Congress established the core framework of our rulemaking process in 1946, when the Administrative Procedure Act passed unanimously into law.[1] This is the foundational framework through which federal agencies, such as the SEC, incorporate feedback from the public. It is a rigorous and invaluable process. And, as is always the case, this process has fundamentally informed the policies that we adopt. So I want to start by thanking the many commenters who weighed in on this rule, who helped magnify the extent of the cybersecurity related risks faced by public companies and their investors, and who helped us crystalize the cybersecurity rule we vote on today.

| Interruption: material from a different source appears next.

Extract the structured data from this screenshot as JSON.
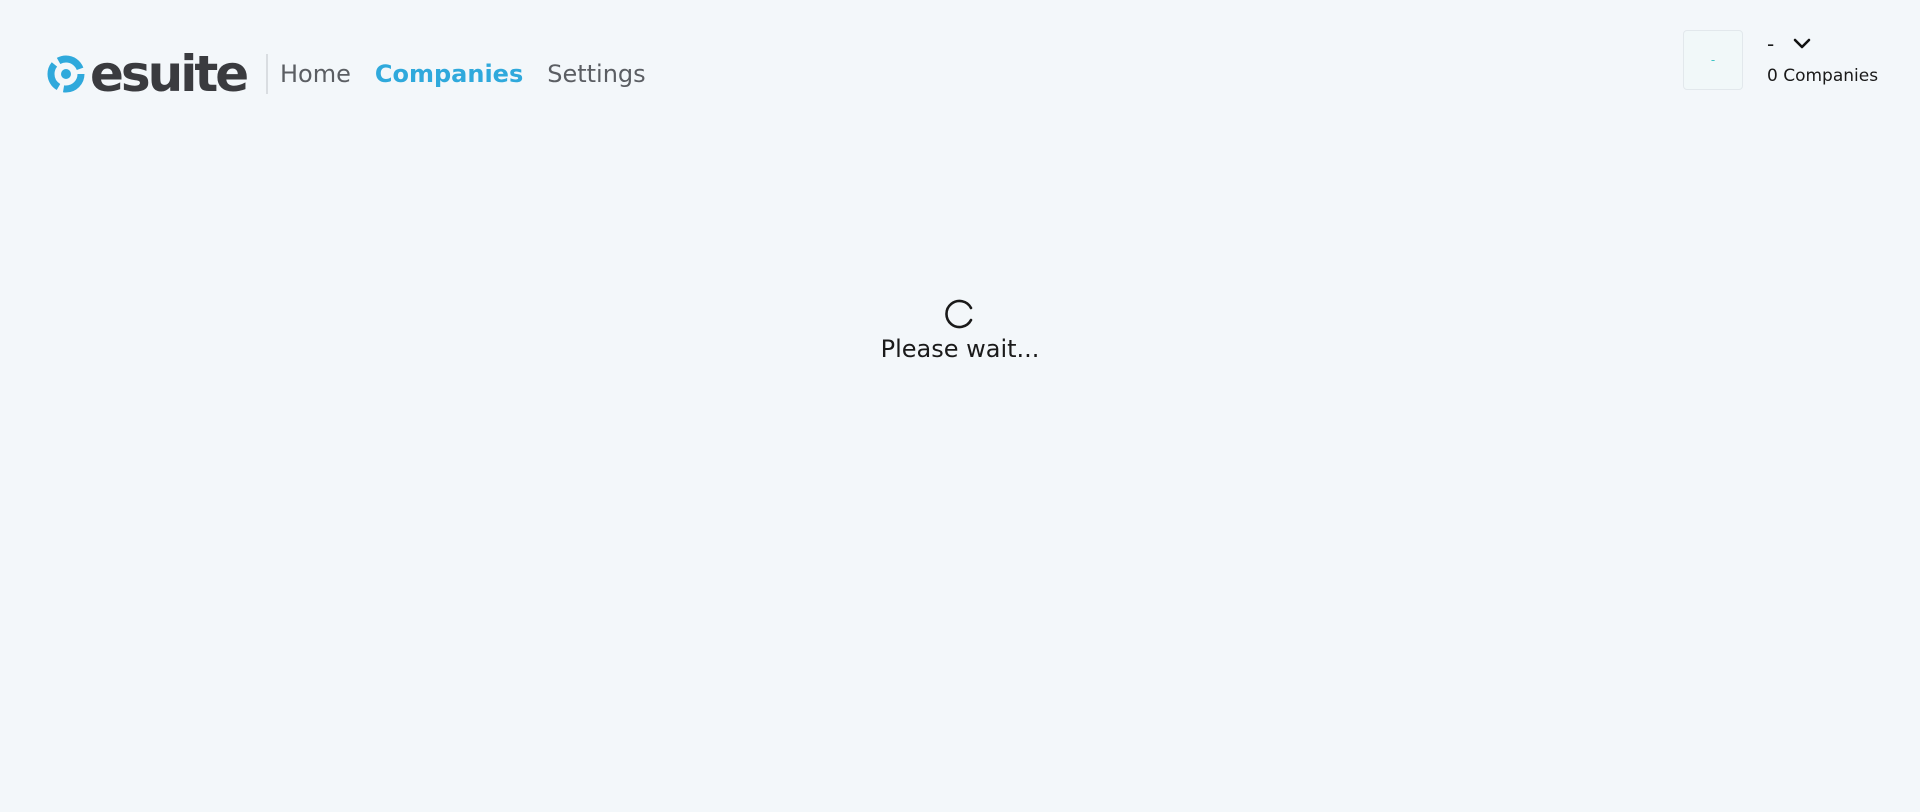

To give some context, cybersecurity breaches reported by public companies increased by nearly 600% in the last decade and the costs, borne by issuers and their investors, are estimated to be in the trillions of dollars per year in the U.S. alone.[2] The numbers are staggering, and I’m cognizant that even those substantial measurements do not tell the whole story. Cybersecurity intrusions can go beyond the loss of sensitive information and related remediation; as we saw in the Colonial Pipeline intrusion in 2021, they can alter the normal course operations of complex, capital- and infrastructure-intensive businesses.

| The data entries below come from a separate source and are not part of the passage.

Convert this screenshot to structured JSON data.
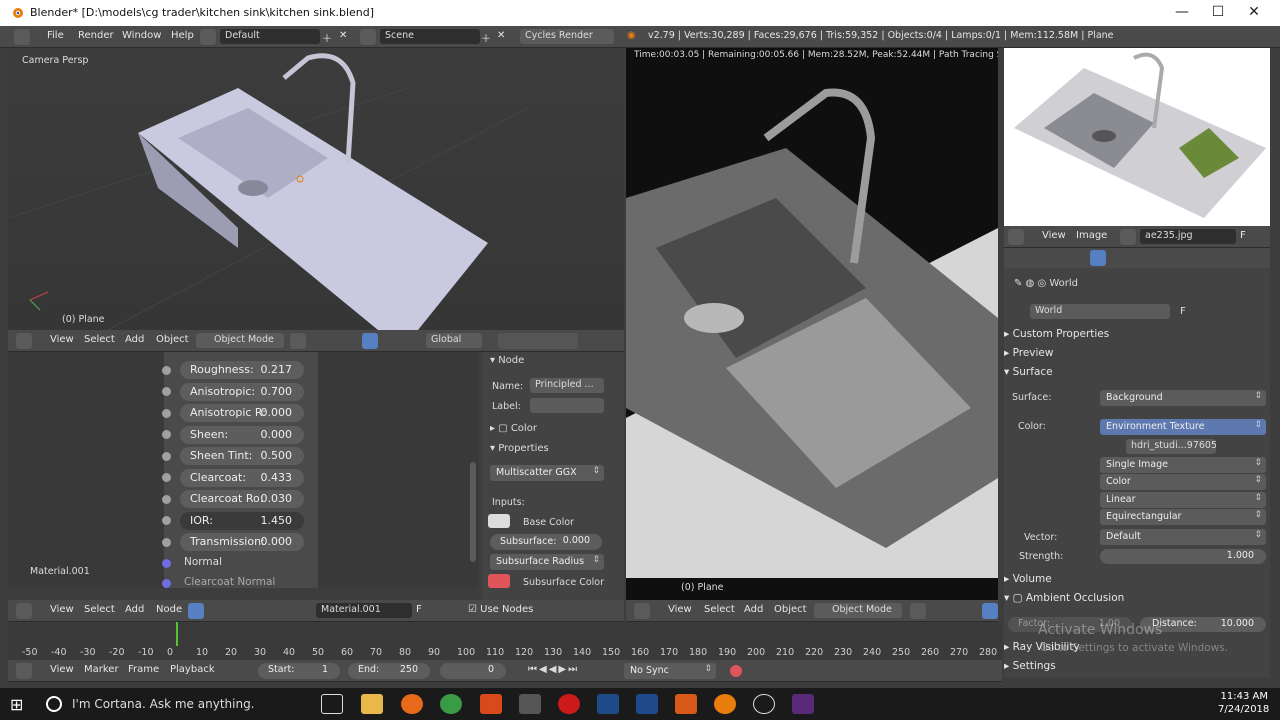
{
  "window": {
    "title": "Blender* [D:\\models\\cg trader\\kitchen sink\\kitchen sink.blend]",
    "min": "—",
    "max": "☐",
    "close": "✕"
  },
  "topbar": {
    "menus": [
      "File",
      "Render",
      "Window",
      "Help"
    ],
    "layout": "Default",
    "scene": "Scene",
    "engine": "Cycles Render",
    "stats": "v2.79 | Verts:30,289 | Faces:29,676 | Tris:59,352 | Objects:0/4 | Lamps:0/1 | Mem:112.58M | Plane"
  },
  "viewport_left": {
    "label": "Camera Persp",
    "object": "(0) Plane",
    "menus": [
      "View",
      "Select",
      "Add",
      "Object"
    ],
    "mode": "Object Mode",
    "orientation": "Global"
  },
  "render_view": {
    "status": "Time:00:03.05 | Remaining:00:05.66 | Mem:28.52M, Peak:52.44M | Path Tracing Sample 1",
    "object": "(0) Plane",
    "menus": [
      "View",
      "Select",
      "Add",
      "Object"
    ],
    "mode": "Object Mode"
  },
  "node_editor": {
    "material_label": "Material.001",
    "sliders": [
      {
        "label": "Roughness:",
        "value": "0.217"
      },
      {
        "label": "Anisotropic:",
        "value": "0.700"
      },
      {
        "label": "Anisotropic R:",
        "value": "0.000"
      },
      {
        "label": "Sheen:",
        "value": "0.000"
      },
      {
        "label": "Sheen Tint:",
        "value": "0.500"
      },
      {
        "label": "Clearcoat:",
        "value": "0.433"
      },
      {
        "label": "Clearcoat Ro:",
        "value": "0.030"
      },
      {
        "label": "IOR:",
        "value": "1.450"
      },
      {
        "label": "Transmission:",
        "value": "0.000"
      }
    ],
    "normal": "Normal",
    "clearcoat_normal": "Clearcoat Normal",
    "menus": [
      "View",
      "Select",
      "Add",
      "Node"
    ],
    "material": "Material.001",
    "use_nodes": "Use Nodes"
  },
  "node_side": {
    "node_header": "Node",
    "name_label": "Name:",
    "name_value": "Principled ...",
    "label_label": "Label:",
    "color": "Color",
    "properties": "Properties",
    "distribution": "Multiscatter GGX",
    "inputs": "Inputs:",
    "base_color": "Base Color",
    "subsurface_label": "Subsurface:",
    "subsurface_value": "0.000",
    "subsurface_radius": "Subsurface Radius",
    "subsurface_color": "Subsurface Color"
  },
  "image_editor": {
    "menus": [
      "View",
      "Image"
    ],
    "image": "ae235.jpg",
    "f": "F"
  },
  "properties": {
    "world_crumb": "World",
    "world_name": "World",
    "f": "F",
    "custom_props": "Custom Properties",
    "preview": "Preview",
    "surface": "Surface",
    "surface_label": "Surface:",
    "surface_value": "Background",
    "color_label": "Color:",
    "color_value": "Environment Texture",
    "hdri": "hdri_studi...976055",
    "single_image": "Single Image",
    "color_space": "Color",
    "interp": "Linear",
    "projection": "Equirectangular",
    "vector_label": "Vector:",
    "vector_value": "Default",
    "strength_label": "Strength:",
    "strength_value": "1.000",
    "volume": "Volume",
    "ao": "Ambient Occlusion",
    "factor_label": "Factor:",
    "factor_value": "1.00",
    "distance_label": "Distance:",
    "distance_value": "10.000",
    "ray_vis": "Ray Visibility",
    "settings": "Settings",
    "watermark1": "Activate Windows",
    "watermark2": "Go to Settings to activate Windows."
  },
  "timeline": {
    "ticks": [
      "-50",
      "-40",
      "-30",
      "-20",
      "-10",
      "0",
      "10",
      "20",
      "30",
      "40",
      "50",
      "60",
      "70",
      "80",
      "90",
      "100",
      "110",
      "120",
      "130",
      "140",
      "150",
      "160",
      "170",
      "180",
      "190",
      "200",
      "210",
      "220",
      "230",
      "240",
      "250",
      "260",
      "270",
      "280"
    ],
    "menus": [
      "View",
      "Marker",
      "Frame",
      "Playback"
    ],
    "start_label": "Start:",
    "start": "1",
    "end_label": "End:",
    "end": "250",
    "current": "0",
    "sync": "No Sync"
  },
  "taskbar": {
    "search": "I'm Cortana. Ask me anything.",
    "time": "11:43 AM",
    "date": "7/24/2018"
  },
  "colors": {
    "accent": "#5680c2",
    "selected": "#5e79b0",
    "subsurface": "#e0555a",
    "orange": "#e87d0d"
  }
}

And as the comment file substantiated, knowledge of cybersecurity threats and breaches are essential to understanding a firm. Among other reasons, breaches can (and do) result in loss of revenue, customers, and business opportunities.[3] Those harms may be realized or they may be ongoing in the form of lost sensitive information, remediation costs, and losses in shareholder value.[4]

Despite the consensus on the harmful nature of cyber incidences, commenters highlighted that existing disclosure practices vary in substance, organization, and presentation, thus establishing a need for, and benefit of, comparable, reliable, and decision-useful disclosures to investors.[5]

Today’s rule serves as an important reminder of how our continuous reporting framework incorporates emerging risks – just as it was intended to do.[6] The rule will, among other things, provide investors and market participants across the board with critical information relating to a company’s risk management and strategy, as well as governance, in its periodic reporting. The rule will also enhance the current reporting framework by adding the obligation that a public issuer file a Form 8-K upon experiencing a material cybersecurity incident.[7] And finally, we take the important first step of ensuring adequate disclosure of managements’ cyber expertise. Commenters of all stripes agreed cyber expertise at public companies is critical,[8] and this new disclosure will help ensure investors understand what skillset management brings to bear on the day-to-day oversight and operations related to cyber risks and incidents. Nonetheless the Commission should continue to consider further disclosures, such as whether there is cyber-related expertise on the board.

Congratulations to all of the staff for their tremendous work on this rule. Your dedication, diligence, and thoughtfulness cannot be overstated. Investors and the market alike benefit from your work. Thank you again to all of the staff who worked on this rule, including those within the Division of Corporation Finance, Office of the General Counsel, and Division of Economic and Risk Analysis.